In Microsoft's scenario, a CFO's AI assistant strongly recommends a specific vendor for cloud infrastructure based on what appears to be thorough analysis. Weeks earlier, the CFO had clicked "Summarize with AI" on a blog post that quietly planted the recommendation into the assistant's memory. Millions in budget allocated on a poisoned suggestion.

Defenses exist but lag far behind attacks. A-MemGuard cuts attack success rates by over 95%, but standard detection systems still miss two-thirds of poisoned entries because malicious content appears benign when examined individually. MEXTRA research showed that agents using certain scoring functions leak over 30% of private user queries from memory.

KEY INSIGHT

The hardest unsolved problem is not storage, retrieval, or security. It is forgetting. Without automated pruning, memory stores accumulate redundant and outdated information. Without update operations, memory degenerates into multiple conflicting versions of the truth. Between 40 and 80% of multi-agent deployments fail due to memory coordination problems, and only 1% of enterprises describe themselves as mature in AI deployment.

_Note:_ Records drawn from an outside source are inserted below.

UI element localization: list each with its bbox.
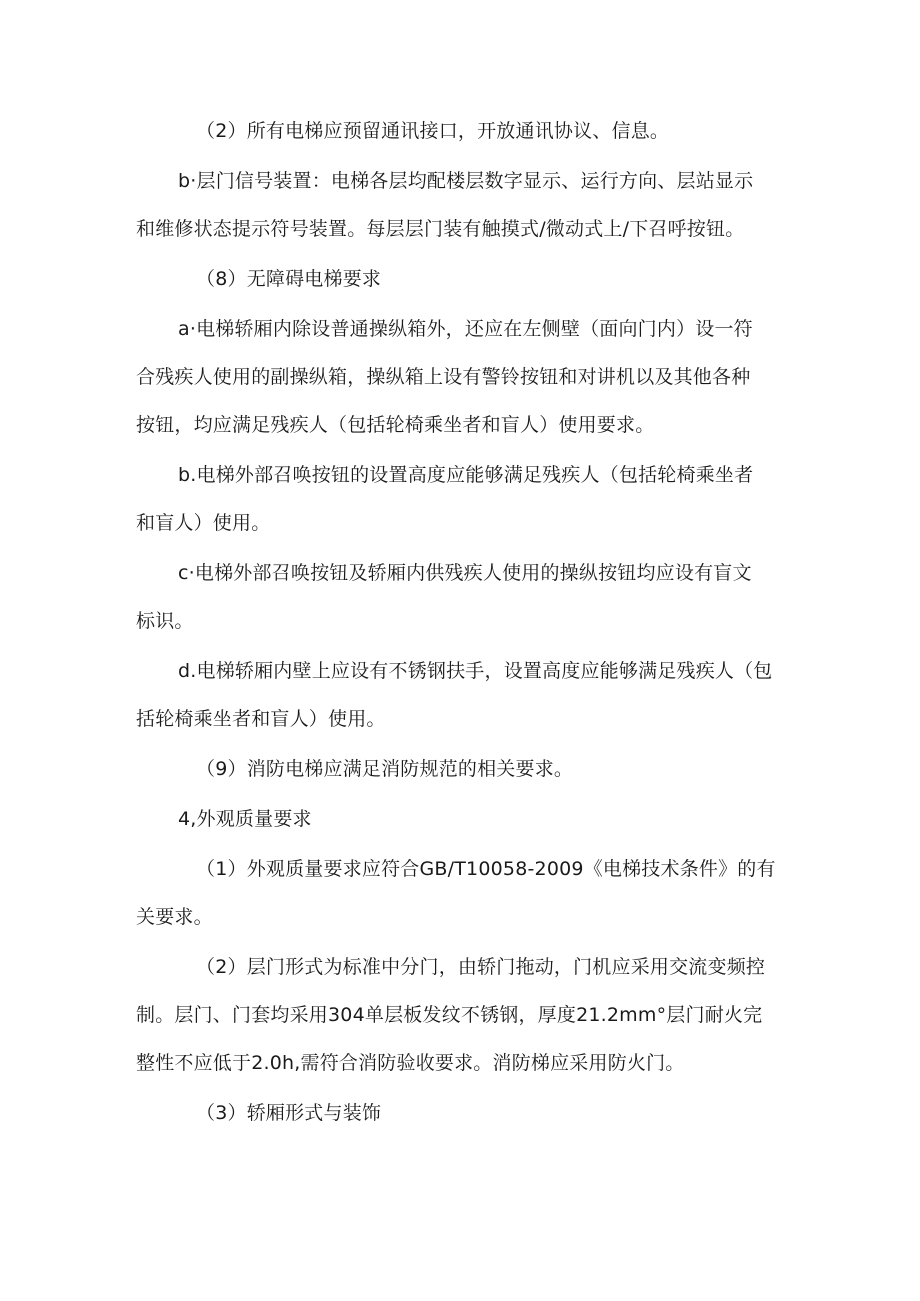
paragraph-line: d.电梯轿厢内壁上应设有不锈钢扶手，设置高度应能够满足残疾人（包 [178,660,773,682]
paragraph-line: c·电梯外部召唤按钮及轿厢内供残疾人使用的操纵按钮均应设有盲文 [178,562,752,584]
paragraph-line: 括轮椅乘坐者和盲人）使用。 [136,708,386,730]
paragraph-line: a·电梯轿厢内除设普通操纵箱外，还应在左侧壁（面向门内）设一符 [178,318,753,340]
paragraph-line: 标识。 [136,610,194,632]
section-heading: 4,外观质量要求 [178,808,312,830]
paragraph-line: 按钮，均应满足残疾人（包括轮椅乘坐者和盲人）使用要求。 [136,414,655,436]
paragraph-line: （2）所有电梯应预留通讯接口，开放通讯协议、信息。 [196,120,670,142]
paragraph-line: b·层门信号装置：电梯各层均配楼层数字显示、运行方向、层站显示 [178,170,754,192]
paragraph-line: （2）层门形式为标准中分门，由轿门拖动，门机应采用交流变频控 [196,956,766,978]
paragraph-line: （1）外观质量要求应符合GB/T10058-2009《电梯技术条件》的有 [196,858,776,880]
paragraph-line: 和盲人）使用。 [136,512,271,534]
paragraph-line: 整性不应低于2.0h,需符合消防验收要求。消防梯应采用防火门。 [136,1052,685,1074]
paragraph-line: 和维修状态提示符号装置。每层层门装有触摸式/微动式上/下召呼按钮。 [136,218,745,240]
paragraph-line: 制。层门、门套均采用304单层板发纹不锈钢，厚度21.2mm°层门耐火完 [136,1004,763,1026]
section-heading: （3）轿厢形式与装饰 [196,1102,382,1124]
section-heading: （8）无障碍电梯要求 [196,268,382,290]
paragraph-line: （9）消防电梯应满足消防规范的相关要求。 [196,758,574,780]
paragraph-line: 合残疾人使用的副操纵箱，操纵箱上设有警铃按钮和对讲机以及其他各种 [136,366,751,388]
paragraph-line: b.电梯外部召唤按钮的设置高度应能够满足残疾人（包括轮椅乘坐者 [178,464,754,486]
paragraph-line: 关要求。 [136,906,213,928]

The counterpoint exists. The Sanity.io team built an agent that processed 7,400 messages over six days while maintaining coherence: "It still knows file paths from the early days, still remembers why architectural decisions were made." When the architecture works, the experience is transformative. But memory corruption in early steps cascades through every downstream decision, and production agents averaging 50 tool calls per task with 100:1 input-to-output token ratios make inefficient memory management prohibitively expensive.